Языки пламени принимали теперь причудливые формы, и Гарольд увидел лицо брата Гордона. Он должен вырвать его из огня. И, повинуясь внезапно возникшему желанию, Гарольд сунул руки в печь.
Боль, расколовшая мозг, перекинулась на руки. Пламя, коснувшись рукавиц, в секунды обратило их в прах. Гарольд не мог шевельнуться. Боль распространилась по всем телу, его руки обуглились и почернели. Огромные волдыри вздувались на глазах, как зловещие темные цветы, и тут же лопались, выпуская из себя густую спекшуюся жидкость. Сквозь обугленное мясо просвечивали белые кости... И наконец Гарольд нашел в себе силы, чтобы закричать...

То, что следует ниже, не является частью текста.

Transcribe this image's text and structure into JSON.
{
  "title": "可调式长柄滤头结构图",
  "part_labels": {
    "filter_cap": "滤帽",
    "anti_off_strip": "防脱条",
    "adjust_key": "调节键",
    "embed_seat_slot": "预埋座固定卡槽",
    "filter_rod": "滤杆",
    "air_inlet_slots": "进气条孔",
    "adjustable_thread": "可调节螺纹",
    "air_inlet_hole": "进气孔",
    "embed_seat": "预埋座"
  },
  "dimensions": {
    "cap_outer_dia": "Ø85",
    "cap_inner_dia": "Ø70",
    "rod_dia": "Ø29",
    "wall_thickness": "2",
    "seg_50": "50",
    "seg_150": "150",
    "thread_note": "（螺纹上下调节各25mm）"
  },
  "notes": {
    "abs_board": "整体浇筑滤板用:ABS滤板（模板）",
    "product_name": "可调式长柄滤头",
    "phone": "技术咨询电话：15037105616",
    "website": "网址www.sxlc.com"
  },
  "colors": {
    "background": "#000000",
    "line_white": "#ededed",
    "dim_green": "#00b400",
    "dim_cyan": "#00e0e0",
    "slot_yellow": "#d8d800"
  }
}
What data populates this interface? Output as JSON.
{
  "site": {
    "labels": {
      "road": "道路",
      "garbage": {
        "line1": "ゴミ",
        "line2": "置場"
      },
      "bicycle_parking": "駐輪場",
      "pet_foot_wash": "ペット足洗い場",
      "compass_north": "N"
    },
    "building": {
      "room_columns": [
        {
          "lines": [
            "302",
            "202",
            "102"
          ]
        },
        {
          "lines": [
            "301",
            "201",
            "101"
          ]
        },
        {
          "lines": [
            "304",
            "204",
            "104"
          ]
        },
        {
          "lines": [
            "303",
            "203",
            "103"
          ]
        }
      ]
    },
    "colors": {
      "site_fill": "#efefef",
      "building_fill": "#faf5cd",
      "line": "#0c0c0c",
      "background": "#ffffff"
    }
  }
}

Проснувшись, он все еще кричал, ощущая почти ту же боль, что испытывал во сне. Он долго не мог остановиться, пока наконец не понял, где находится, и тогда стал понемногу успокаиваться, крик перешел во всхлипывания, потом — в беззвучные рыдания.
Скрючившись под одеялом, Пирс неудержимо плакал и плакал.
Глава 9
Джудит Майерс стояла перед зеркалом спальни и рассматривала свое отражение. Она провела рукой по небольшой, почти незаметной выпуклости под грудью и повернулась, чтобы посмотреть на себя сбоку. Мягко коснувшись живота и оглядев его, она продолжала изучать свое обнаженное тело. Джудит только что приняла душ, и с ее мокрых волос, свисавших черными прядями, капала вода, оставляя темные следы на бежевом ковре. Макияж уже был смыт, но от этого лицо выглядело не менее выразительным. В приглушенном мерцании ночника щеки казались запавшими. Джудит оценивающе оглядела свою упругую грудь и выпуклость живота. Бедра несколько округлились, и это также вызывало в ней раздражение. Последний раз взглянув на выпирающий живот, она отвернулась от зеркала, потянулась за махровым полотенцем, лежавшем на большой двуспальной кровати, и принялась вытирать голову.
— Ты по-прежнему хочешь сделать это? — спросил Энди Паркер. Он лежал, вытянувшись под простынями, и наблюдал за ней. Сделав последнюю затяжку, он загасил окурок в пепельнице на ночном столике.
— Кажется, я уже просила тебя не курить здесь, — заметила Джудит, продолжая энергично вытирать волосы полотенцем.
— Не уходи от ответа.
Она немного помолчала, потом взглянула на него.
— Да, я по-прежнему хочу это сделать.
Паркер выдержал взгляд, неодобрительно покачал головой.
— Послушай, Энди, — раздраженно снова заговорила Джудит. — Мы постоянно возвращаемся к тому, что уже решено. Мне надоела эта тема.